I write this not for pity, just candour. Like most writers, I write because I love it. I don’t plan on staying below the breadline with my craft forever. I just think it is an interesting issue, and explains why so many of our top writers (and actors and artists and playwrights) have ‘day jobs’ to support themselves while they pursue the craft they love in their ‘spare time’.

What is your true love and what do you do to earn a living while you pursue it?

2019 Update: good things come to those who wait. For example Natasha Lester is now a New York Times Bestselling Author and I am making a five-figure income (just) on my writing every year between prize money, sponsorship/advertising, royalties and other writing income. Not quite there yet, but at least I’m headed in the right direction.

I Write, Therefore I Am

Tonight I went to the first Perth catch-up of the Australian Writers’ Centre. It was rather late notice, but 22 Perth writers found themselves in the middle of the city on a Friday night, in a reluctant circle, drinking wine.

We were a mixed bag. Young, old, novelists, ex-journos, bloggers. Published, unpublished. Enthusiastic. Jaded.

Like kids on the first day of school we went around the group introducing ourselves. I was first. I hate going first, but it’s better than going last, where you cannot focus on what others are saying because you are too concerned about what you are going to say, and not sounding like a complete moron.

One man observed it was ironic there was a public speaking component in a writers get-together. For many of us, we write because we cannot speak. For others, it was an opportunity to talk.
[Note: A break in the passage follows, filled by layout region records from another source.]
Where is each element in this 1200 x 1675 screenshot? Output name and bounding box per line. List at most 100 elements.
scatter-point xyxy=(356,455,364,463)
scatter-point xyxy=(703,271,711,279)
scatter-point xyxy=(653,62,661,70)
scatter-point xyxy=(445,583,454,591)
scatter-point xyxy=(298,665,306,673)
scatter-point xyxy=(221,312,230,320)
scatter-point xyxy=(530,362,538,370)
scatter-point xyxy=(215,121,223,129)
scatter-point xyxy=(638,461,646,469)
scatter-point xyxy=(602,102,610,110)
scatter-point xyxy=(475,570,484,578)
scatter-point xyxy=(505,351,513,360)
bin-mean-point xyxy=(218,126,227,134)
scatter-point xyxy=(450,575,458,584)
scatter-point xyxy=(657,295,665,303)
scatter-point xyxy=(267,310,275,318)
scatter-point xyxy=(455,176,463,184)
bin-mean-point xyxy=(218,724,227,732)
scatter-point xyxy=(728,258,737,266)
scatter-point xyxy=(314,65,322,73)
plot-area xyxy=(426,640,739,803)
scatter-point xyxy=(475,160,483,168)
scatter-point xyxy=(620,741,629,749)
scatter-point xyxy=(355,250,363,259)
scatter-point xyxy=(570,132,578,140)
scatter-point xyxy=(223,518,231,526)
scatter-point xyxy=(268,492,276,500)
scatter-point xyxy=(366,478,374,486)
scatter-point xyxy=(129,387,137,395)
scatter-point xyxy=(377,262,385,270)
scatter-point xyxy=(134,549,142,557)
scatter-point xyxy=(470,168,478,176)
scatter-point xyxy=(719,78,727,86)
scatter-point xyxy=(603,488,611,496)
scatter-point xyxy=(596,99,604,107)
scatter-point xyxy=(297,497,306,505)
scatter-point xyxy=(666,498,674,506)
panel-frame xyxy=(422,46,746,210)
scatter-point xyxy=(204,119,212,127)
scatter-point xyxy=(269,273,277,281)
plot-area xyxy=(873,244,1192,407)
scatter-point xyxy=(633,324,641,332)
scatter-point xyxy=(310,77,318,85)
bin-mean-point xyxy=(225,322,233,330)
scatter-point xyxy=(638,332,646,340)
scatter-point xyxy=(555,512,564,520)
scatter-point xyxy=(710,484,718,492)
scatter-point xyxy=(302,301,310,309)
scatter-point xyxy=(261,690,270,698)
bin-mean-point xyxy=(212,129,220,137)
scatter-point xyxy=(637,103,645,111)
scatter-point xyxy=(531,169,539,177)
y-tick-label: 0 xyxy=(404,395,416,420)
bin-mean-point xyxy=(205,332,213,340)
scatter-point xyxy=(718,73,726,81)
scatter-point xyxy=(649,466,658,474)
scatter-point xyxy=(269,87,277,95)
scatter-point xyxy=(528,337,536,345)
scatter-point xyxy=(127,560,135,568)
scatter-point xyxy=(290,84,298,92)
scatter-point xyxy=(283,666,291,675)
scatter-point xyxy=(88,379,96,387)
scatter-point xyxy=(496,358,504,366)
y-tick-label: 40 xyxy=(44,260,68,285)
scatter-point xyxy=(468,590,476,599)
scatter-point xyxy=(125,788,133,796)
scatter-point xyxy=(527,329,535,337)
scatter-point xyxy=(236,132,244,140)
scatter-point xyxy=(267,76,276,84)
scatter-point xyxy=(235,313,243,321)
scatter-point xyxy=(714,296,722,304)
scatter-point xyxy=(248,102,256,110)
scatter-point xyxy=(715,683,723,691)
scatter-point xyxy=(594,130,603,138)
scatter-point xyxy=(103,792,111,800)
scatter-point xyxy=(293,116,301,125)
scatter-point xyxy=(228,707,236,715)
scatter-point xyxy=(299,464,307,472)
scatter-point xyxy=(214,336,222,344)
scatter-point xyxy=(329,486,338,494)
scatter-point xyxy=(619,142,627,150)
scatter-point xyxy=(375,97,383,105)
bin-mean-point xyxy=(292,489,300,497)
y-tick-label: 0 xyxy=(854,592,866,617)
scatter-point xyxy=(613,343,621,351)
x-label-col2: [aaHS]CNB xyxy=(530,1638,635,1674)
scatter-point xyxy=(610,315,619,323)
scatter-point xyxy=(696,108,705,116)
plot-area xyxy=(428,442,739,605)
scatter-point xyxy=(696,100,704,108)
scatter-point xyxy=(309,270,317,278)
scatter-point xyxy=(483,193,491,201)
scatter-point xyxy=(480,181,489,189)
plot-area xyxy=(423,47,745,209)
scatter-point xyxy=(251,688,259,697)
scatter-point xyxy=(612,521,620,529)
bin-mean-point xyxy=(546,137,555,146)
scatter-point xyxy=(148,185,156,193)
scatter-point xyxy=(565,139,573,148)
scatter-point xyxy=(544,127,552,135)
A lot.

For the rest of us, peering around the room at our peers it was an opportunity to come up for air, get out from behind the solitude of the computer screen and interact in the world we write about. Hands were shaken, business cards swapped.

What we all had in common, apart from a distaste for travelling to the city, was a reason for being.

We were writers.

The only qualification you need to be a writer, isn’t a qualification at all. You don’t need a university degree to be a writer. You don’t need to be published to be a writer. You don’t need to earn a living to be a writer. (These things do help though).

You merely need to write.

I still stammer sometimes when I tell people I am a writer. I trip over my words, like I am a small child playing make-believe. ‘I am a princess,’ my three year old tells me, merely because she is wearing a plastic tiara. She believes it, so she is.

I write, therefore I am.

Welcome to my new blog: a writers blog. If you’re interested in being a parent maybe head to Relentless or if you like food then taste a bit of Meat, Three Veg and a Bottle of Wine. But if you are interested in the art of writing, then stick around… maybe you can teach me something.